URI: 
       # taz.de -- Buch über britische Arbeiterklasse: Als der Proll geboren wurde
       
       > Arbeiter verwandeln sich in Dämonen. Owen Jones schreibt vom Sieg der
       > Mittelschicht über das Proletariat und von der exotischen Fremde vor
       > unserer Haustür.
       
   IMG Bild: Sargträgerin der Gewerkschaften, Geburtshelferin der Prolls: Margaret Thatcher.
       
       Wenn ein Buch über die britische Arbeiterklasse einen nicht mehr loslässt,
       obwohl man selbst noch nie in England war und auch keinen Drang verspürt,
       dort hinzufahren, weil man erstens eh nicht so gern reist und wenn doch
       eher ein Faible für Reiseziele hat, die südlicher, wärmer oder zumindest
       katholischer sind – dann muss diese Faszination, die einen noch aus der
       animiertesten Abendgesellschaft ins Bett und ins Buch hineinzerrt, etwas
       mit der Arbeiterklasse zu tun haben.
       
       Ich bin an einer Stadtautobahn aufgewachsen. Als ich klein war, gab es noch
       nicht mal eine Ampel. Ich musste aber hinüber – denn drüben, im
       Arbeiterviertel, war die Grundschule, der Fußballverein und die Kirche. Mit
       10 kam ich aufs Gymnasium, mit 11 verließ ich den Vereinssport, und in die
       Kirche musste ich da schon lange nicht mehr. Auf einmal gab es keinen
       Grund, die Autobahn zu überqueren, obwohl mit den Jahren die Schülerlotsen
       von den Zebrastreifen, einer Ampel und schließlich sogar einer
       Fußgängerbrücke abgelöst wurden.
       
       Ich ging nicht mehr hinüber, weil ich mit dem Wechsel aufs Gymnasium keine
       Freunde mehr hatte, die dort drüben wohnten. Es gab keine Berührungspunkte
       mehr. Die Schulsegregation führte zu einem vollständigen Austausch –
       menschlich und kulturell.
       
       ## Das Exotische zum Anfang
       
       Das Viertel ist noch immer ein Arbeiterviertel mit Industrie – so wie
       Deutschland noch immer ein Industrieland ist und sich aktuell dafür feiert.

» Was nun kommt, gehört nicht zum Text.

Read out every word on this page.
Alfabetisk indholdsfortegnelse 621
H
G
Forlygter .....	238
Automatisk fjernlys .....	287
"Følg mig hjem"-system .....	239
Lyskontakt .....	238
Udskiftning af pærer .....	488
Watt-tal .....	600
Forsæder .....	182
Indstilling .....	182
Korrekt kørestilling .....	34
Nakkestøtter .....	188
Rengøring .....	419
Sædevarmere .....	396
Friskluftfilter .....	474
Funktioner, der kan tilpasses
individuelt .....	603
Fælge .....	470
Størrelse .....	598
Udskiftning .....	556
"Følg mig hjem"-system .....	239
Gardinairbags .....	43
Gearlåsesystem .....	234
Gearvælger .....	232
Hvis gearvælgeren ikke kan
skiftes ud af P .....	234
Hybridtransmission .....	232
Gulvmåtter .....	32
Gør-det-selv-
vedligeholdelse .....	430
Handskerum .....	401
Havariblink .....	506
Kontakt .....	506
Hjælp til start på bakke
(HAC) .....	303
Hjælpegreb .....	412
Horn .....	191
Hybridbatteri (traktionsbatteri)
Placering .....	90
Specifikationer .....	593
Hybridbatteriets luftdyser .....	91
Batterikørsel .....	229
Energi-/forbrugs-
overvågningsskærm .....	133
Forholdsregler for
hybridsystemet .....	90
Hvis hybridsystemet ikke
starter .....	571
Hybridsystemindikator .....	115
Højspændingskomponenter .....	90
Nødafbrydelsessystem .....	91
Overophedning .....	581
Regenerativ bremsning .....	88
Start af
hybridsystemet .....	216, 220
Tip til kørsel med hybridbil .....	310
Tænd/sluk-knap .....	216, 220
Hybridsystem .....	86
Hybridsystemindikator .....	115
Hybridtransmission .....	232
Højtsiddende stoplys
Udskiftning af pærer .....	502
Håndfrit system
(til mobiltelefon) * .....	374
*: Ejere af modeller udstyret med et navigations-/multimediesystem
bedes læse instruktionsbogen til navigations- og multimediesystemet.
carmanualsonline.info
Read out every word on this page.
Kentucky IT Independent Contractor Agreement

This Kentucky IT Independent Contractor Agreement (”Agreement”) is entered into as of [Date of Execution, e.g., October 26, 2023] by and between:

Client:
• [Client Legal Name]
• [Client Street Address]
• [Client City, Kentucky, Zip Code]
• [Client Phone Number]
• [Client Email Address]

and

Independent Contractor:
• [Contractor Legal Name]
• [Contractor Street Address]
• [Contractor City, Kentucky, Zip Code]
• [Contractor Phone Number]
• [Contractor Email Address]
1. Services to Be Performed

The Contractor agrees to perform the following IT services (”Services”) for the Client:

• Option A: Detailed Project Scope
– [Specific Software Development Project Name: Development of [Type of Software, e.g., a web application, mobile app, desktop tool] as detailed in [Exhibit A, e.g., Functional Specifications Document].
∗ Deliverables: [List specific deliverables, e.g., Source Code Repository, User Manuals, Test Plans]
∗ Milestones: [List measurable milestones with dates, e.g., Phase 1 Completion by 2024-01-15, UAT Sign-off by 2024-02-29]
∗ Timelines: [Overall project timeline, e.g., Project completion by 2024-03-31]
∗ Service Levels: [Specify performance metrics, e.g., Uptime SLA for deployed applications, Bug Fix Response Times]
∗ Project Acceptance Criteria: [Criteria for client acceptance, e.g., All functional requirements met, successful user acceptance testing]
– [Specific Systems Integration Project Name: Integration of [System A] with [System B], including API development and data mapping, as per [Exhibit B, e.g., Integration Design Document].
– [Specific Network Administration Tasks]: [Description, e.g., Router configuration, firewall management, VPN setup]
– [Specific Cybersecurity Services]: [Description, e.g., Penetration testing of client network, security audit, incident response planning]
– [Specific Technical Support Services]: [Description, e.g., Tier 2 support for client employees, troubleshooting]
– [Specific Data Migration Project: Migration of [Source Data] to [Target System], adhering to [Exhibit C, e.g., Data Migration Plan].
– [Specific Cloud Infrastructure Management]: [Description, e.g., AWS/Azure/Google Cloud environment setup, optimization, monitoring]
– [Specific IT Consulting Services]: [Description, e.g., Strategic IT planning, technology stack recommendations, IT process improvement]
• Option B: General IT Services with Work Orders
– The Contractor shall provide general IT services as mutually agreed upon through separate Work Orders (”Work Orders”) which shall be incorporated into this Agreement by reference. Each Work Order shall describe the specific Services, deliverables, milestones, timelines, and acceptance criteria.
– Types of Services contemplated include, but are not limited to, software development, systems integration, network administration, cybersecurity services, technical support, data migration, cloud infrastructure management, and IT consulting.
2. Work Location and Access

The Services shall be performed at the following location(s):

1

       Das Viertel ist aber auch ein sogenannter Problembezirk mit
       überdurchschnittlich hohem Armen- und Ausländeranteil. Für mich war alles,
       was es dort drüben gab, fremd: die Art zu sprechen, zu denken, zu wohnen,
       zu essen, zu rauchen, sich anzuziehen, mit Geld umzugehen. Es war eine
       exotische Welt, 200 Meter vor meiner Haustür.
       
       Das Wort Proll kannte ich noch nicht, es entstand erst nach den Siebzigern.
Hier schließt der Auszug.